印が付いている問題は全て解きなおしましょう。
これで約2.5ヶ月です。これだけ勉強すれば、まず落ちることはないと思います。自信をもって本番に乗り込んでください。
もう一度スケジュールカレンダーがみたい方
危険物甲種合格に必要な勉強時間
これまで具体的な合格までの2.5ヶ月勉強スケジュールを紹介してきましたが、僕は毎日1時間勉強していたので約75時間、危険物甲種取扱者合格のために勉強した計算となります。
ちなみに、Foresightという危険物取扱者の通信講座を行っているサイトでも70~80時間と書かれています。
出典:Foresight
注意点としては
大学受験の際に「物理および化学」の範囲についてはそれなりに勉強していない人はもっと時間を要する
ということです。
全く勉強したことがない人は「物理および化学」で最も苦労するという意見も聞きます。
勉強続けるの苦手なんやけどどうしよう
そういう人は「タイマー勉強法」を使ってみるのもありだよ!
タイマー勉強法というのは、短時間勉強→休憩を繰り返す勉強法です。
「長時間勉強できないよ~」という人にはうってつけの勉強法です!
詳細な勉強方法については「アイジュさん」の以下の記事にて解説されているのでぜひ読んでみてください!
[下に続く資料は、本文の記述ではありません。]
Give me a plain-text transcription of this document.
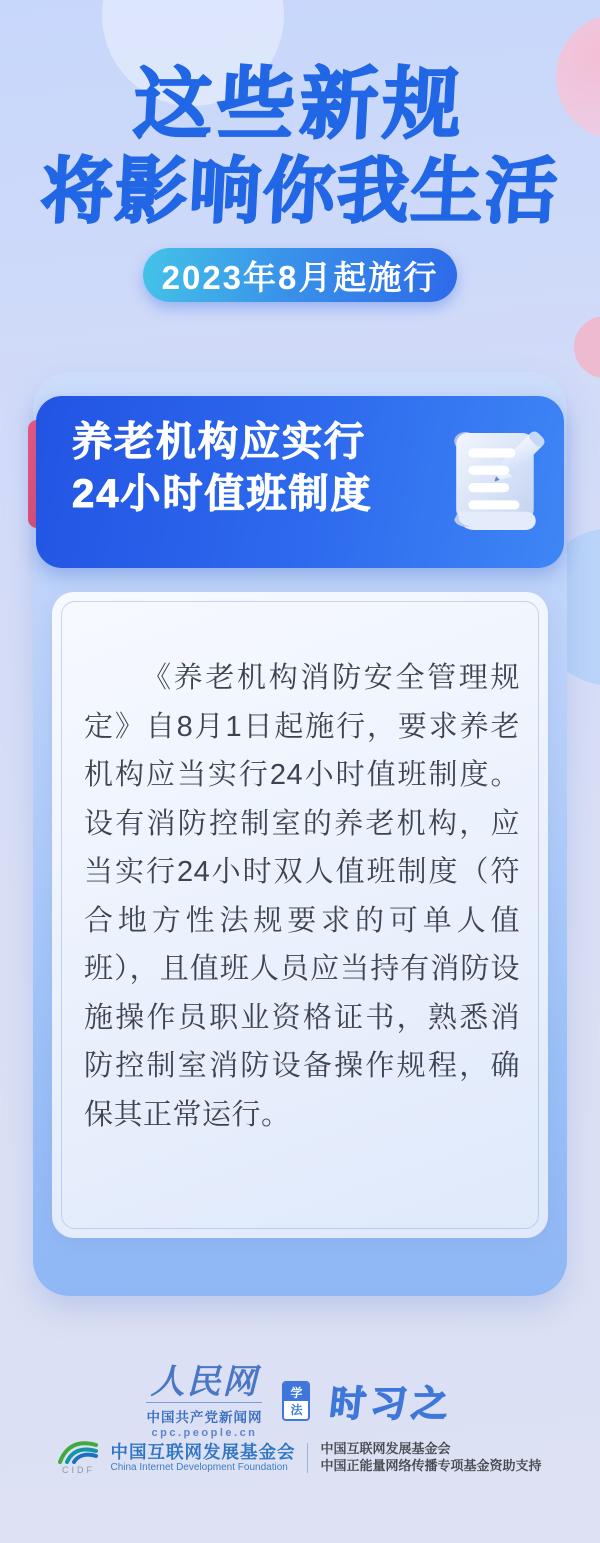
这些新规
将影响你我生活
2023年8月起施行
养老机构应实行
24小时值班制度

《养老机构消防安全管理规定》自8月1日起施行，要求养老机构应当实行24小时值班制度。设有消防控制室的养老机构，应当实行24小时双人值班制度（符合地方性法规要求的可单人值班），且值班人员应当持有消防设施操作员职业资格证书，熟悉消防控制室消防设备操作规程，确保其正常运行。

人民网
中国共产党新闻网
cpc.people.cn
学
法 时习之
CIDF
中国互联网发展基金会
China Internet Development Foundation
中国互联网发展基金会
中国正能量网络传播专项基金资助支持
受験・資格勉強の相棒!mineeタイマー3レビュー!【タイマー勉強法】
危険物甲種は就活に役に立つのか
最後に就活に役に立つのかについてです。これも気になっているのではないでしょうか。
結論から言うと役に立ったなかったです。
保有資格の欄に
- 普通自動車免許
- TOEIC
- 甲種危険物取扱者
の3つを書いて5個ほど面接を受けたのですが、どの会社でも触れられることがありませんでした(笑)。
悲しい…
ちなみに友達も触れてくれたのは10社中1社だったらしいよ
恐らくそんなに珍しい資格でもないので触れられることは無かったんでしょうね。
でも自己PR等に勉強スケジュールをたててコツコツと勉強し、甲種危険物取扱者とりました!
と書けば、うけは良いと思いますし就活に使うことができます。
もし、自己PR等に書く内容が無いなぁと悩んでいる人は就活のために受けてみるのもありだと思います!
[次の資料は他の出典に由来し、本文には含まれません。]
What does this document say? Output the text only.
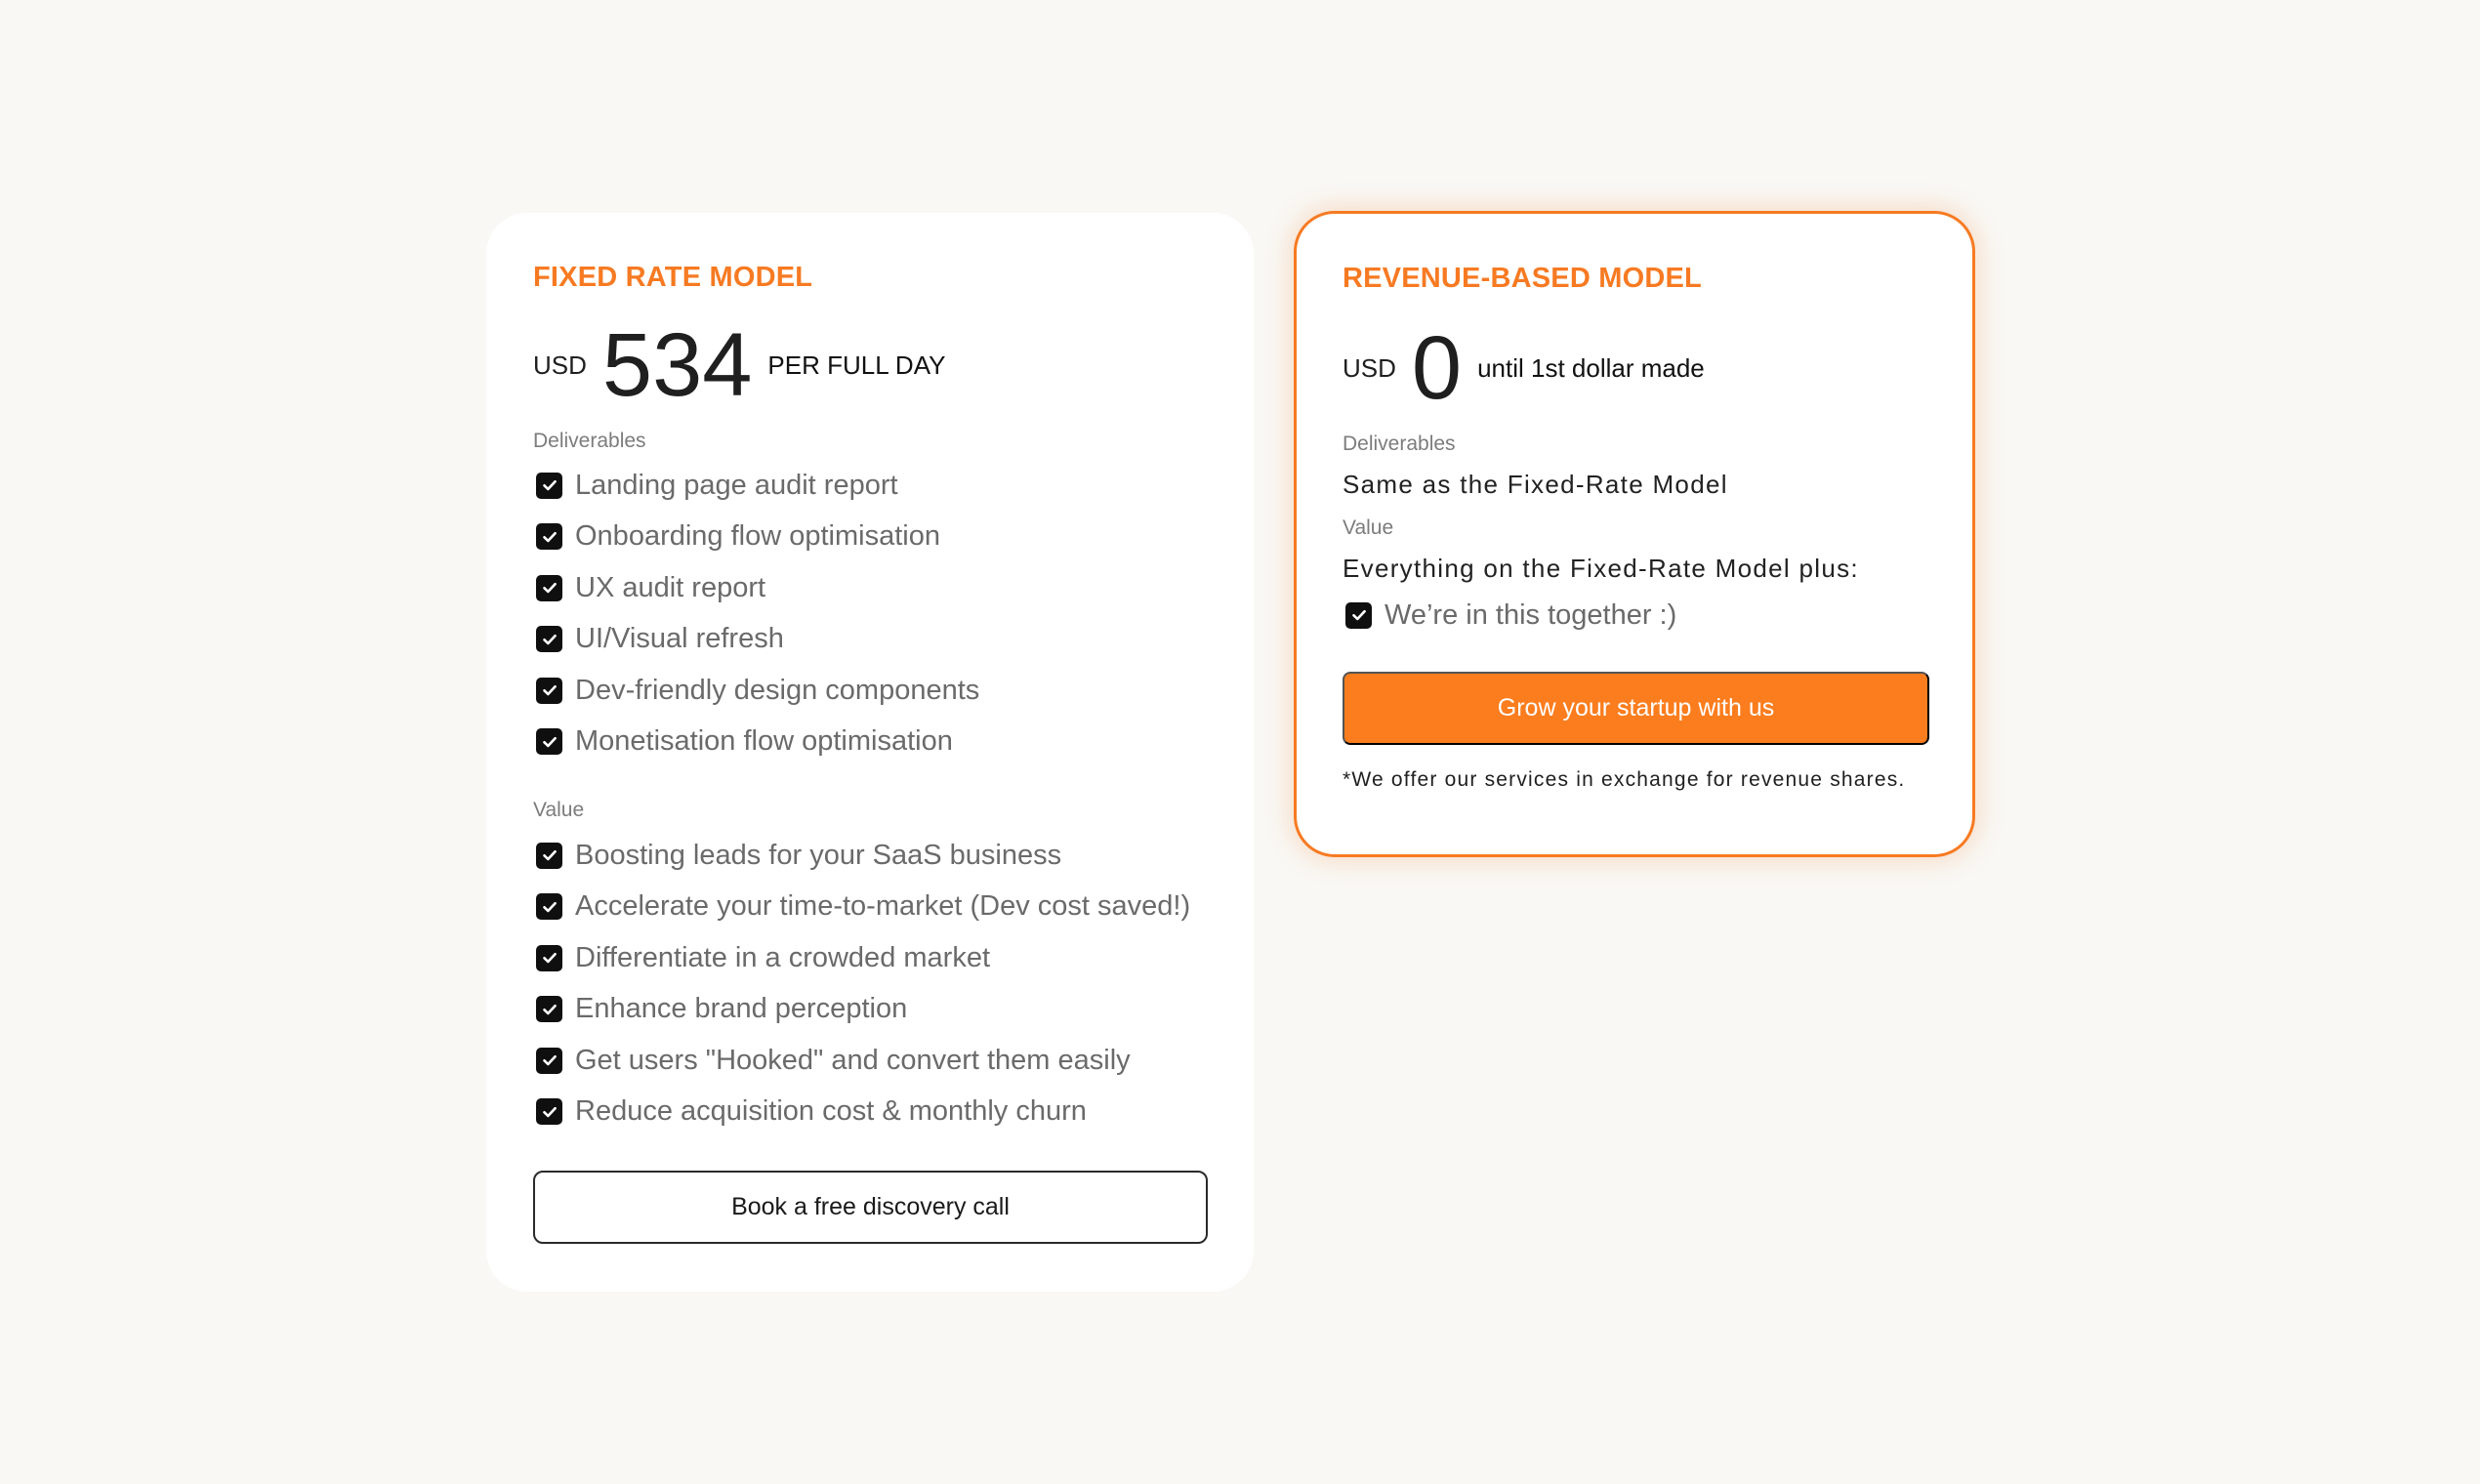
FIXED RATE MODEL
USD 534 PER FULL DAY
Deliverables
Landing page audit report
Onboarding flow optimisation
UX audit report
UI/Visual refresh
Dev-friendly design components
Monetisation flow optimisation
Value
Boosting leads for your SaaS business
Accelerate your time-to-market (Dev cost saved!)
Differentiate in a crowded market
Enhance brand perception
Get users "Hooked" and convert them easily
Reduce acquisition cost & monthly churn
Book a free discovery call
REVENUE-BASED MODEL
USD 0 until 1st dollar made
Deliverables
Same as the Fixed-Rate Model
Value
Everything on the Fixed-Rate Model plus:
We’re in this together :)
Grow your startup with us
*We offer our services in exchange for revenue shares.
合格するためにコツコツ頑張った経験は就活でアピールできる!
就活後のことを考えると甲種危険物は取っておくべき
就活自体ではあまり甲種危険物は意味がありませんでしたが、メーカーで働いてみて改めて学生時代に取っておいて良かったと思っています。
なぜなら結局働くうえで免許が必要になったからです。
僕の会社では部署によっては甲種危険物の資格を取る必要があります。
僕はすでに取っていたので問題なかったですが、同期を見ているとなかなか資格勉強が大変そうです。
平日仕事しながら合間をぬって勉強するのはめちゃくちゃ大変だと思うよ。。。
化学系で就職する気があるのであれば、時間のある学生の時に甲種危険物を取っておくことを強くお勧めします!
本じゃなくて動画で勉強したい人
本だけでは勉強できないという人はユーキャンの講座を利用するという手もあります。
下手に受験料6,600円払って落ちるよりしっかりと教えてもらって一発合格したほうがお得かもしれません。
資料請求だけなら無料でできるので良かったらユーキャンのサイトを確認してみてください。
まとめ(危険物甲種のおすすめ参考書、難易度、勉強方法)
今回の記事をまとめると
そもそも甲種危険物取扱者とは
→ガソリンやニトロなど危険物を取り扱うための資格
受験資格
→甲種危険物取扱者には様々な受験資格がある
→一般的な化学専攻の学部3年生なら受験資格を満たしている可能性大
→受験資格は複雑なので要チェック
合格基準
→全3科目60%以上
→100点、100点、55点では不合格
合格難易度
→合格率は30%ほど
→誰でも甲種は受けれるわけでは無いので結構難しい
おすすめ参考書
具体的な2.5ヶ月の勉強スケジュール
0~1ヶ月
「危険物に関する法令」および「危険物の性質並びにその火災予防及び消火の方法」の勉強
1.0~1.4ヶ月目(2週間)
「危険物に関する法令」および「危険物の性質並びにその火災予防及び消火の方法」の復習
1.4~1.8ヶ月目(2週間)
「物理および化学」の勉強
1.8~2.0ヶ月目(1週間)
模擬テスト7個
2.0~2.5ヶ月目(2週間)
間違えた問題解きなおし
合格に必要な勉強時間
→1日1時間勉強計算で75時間
→通信講座を行っているサイトによると70~80時間
就活に役に立つのか
→個人的には役に立たなかった
→自己PRに、合格するためにコツコツ頑張った経験を書く等すると就活に役立つ
以上となります。これから甲種危険物取扱者を取得する方の助けになれば幸いです。